»Ja«, sagt Irmgard. »Sie beschäftigt sich jetzt damit. Neulich fragte sie mich, wie alt ich sei. Sie war lange sehr nachdenklich, als ich es ihr wahrheitsgemäß gesagt hatte. Es wird immer schwerer, ihre Fragen zu beantworten.«
Herr Pohl nickt. »Sie möchte, daß du mehr unter junge Leute kommst, und erklärte sich sogar bereit, Gäste zu bewirten.«
Sie sind vor dem Bureau angekommen. Irmgard macht keine Anstalten, zu ihm hineinzugehen, um das Gespräch fortzusetzen. Sie wendet sich halb zu ihrer Tür, dann sagt sie, ehe sie im Hauptkontor verschwindet:
»Wenn ihr wollt, könnt ihr ja den Kapitän einladen!«
Michael Pohl sieht ihr einen Augenblick kopfschüttelnd nach und geht mit unzufriedenem Gesicht zu seinem Schreibtisch.

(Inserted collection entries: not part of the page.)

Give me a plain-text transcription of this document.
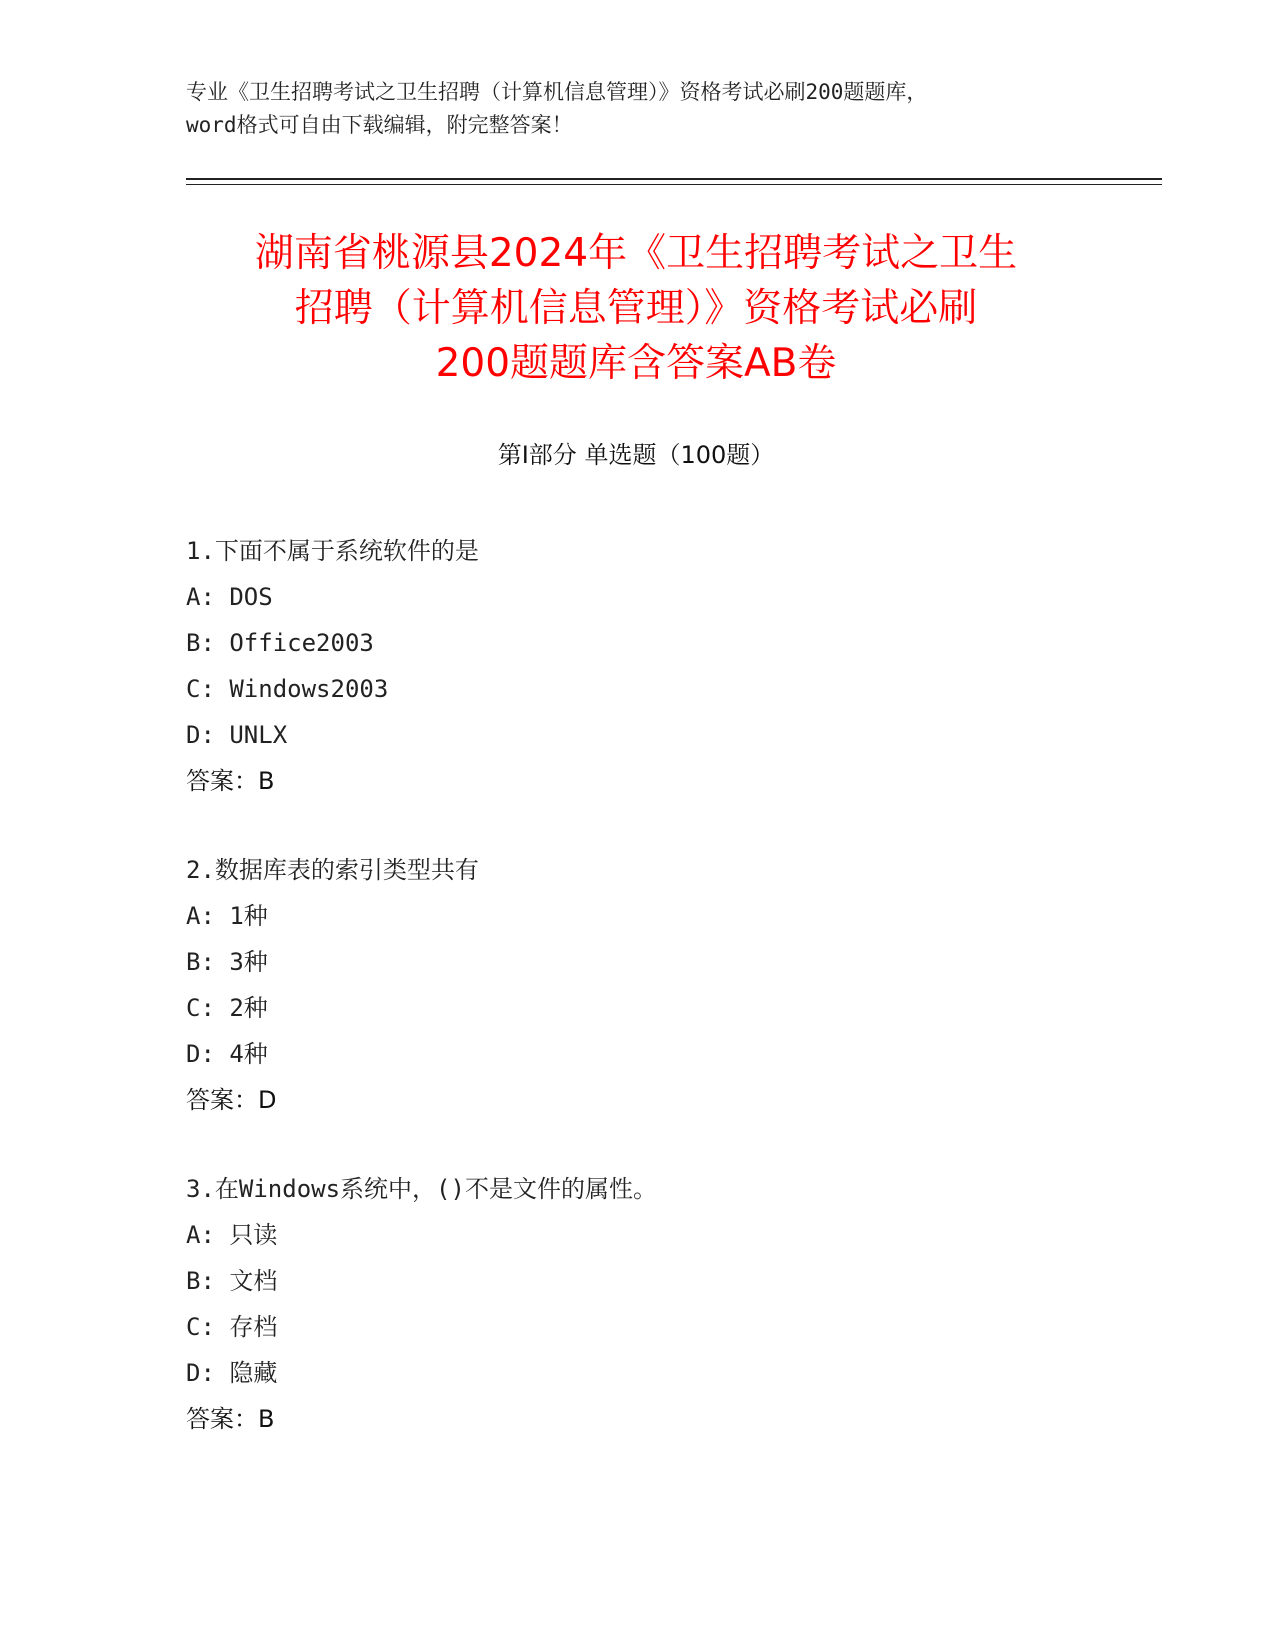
专业《卫生招聘考试之卫生招聘（计算机信息管理）》资格考试必刷200题题库，
word格式可自由下载编辑，附完整答案！
湖南省桃源县2024年《卫生招聘考试之卫生
招聘（计算机信息管理）》资格考试必刷
200题题库含答案AB卷
第Ⅰ部分 单选题（100题）
1.下面不属于系统软件的是
A: DOS
B: Office2003
C: Windows2003
D: UNLX
答案：B
2.数据库表的索引类型共有
A: 1种
B: 3种
C: 2种
D: 4种
答案：D
3.在Windows系统中，()不是文件的属性。
A: 只读
B: 文档
C: 存档
D: 隐藏
答案：B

Der Kapitän ist ihm nicht unsympathisch. Seinetwegen war er auch der Hafengesellschaft entgegengekommen, denn er kann einem guten Menschen schwer etwas abschlagen, während er sich die schlechten peinlich vom Halse hält.
Und gern sieht er es nicht mit an, wie die Tochter im Bureau sitzt und sich daheim überflüssig fühlt.
Der Kapitän wäre ihm als Gesellschafter bei einer guten Zigarre gleichfalls recht. Aber nun kann er die Einladung verteufelt schwer anbringen.
Er legt die Hand wuchtig auf den Tisch. Seine Stirn hat sich bedenklich gerötet.
Zum Kuckuck, soll er seine Tochter jetzt vielleicht öffentlich ausbieten? Nein, mit seiner Einladung kommt der Kapitän nicht in sein Haus. Das ist seine Ansicht, klipp und klar.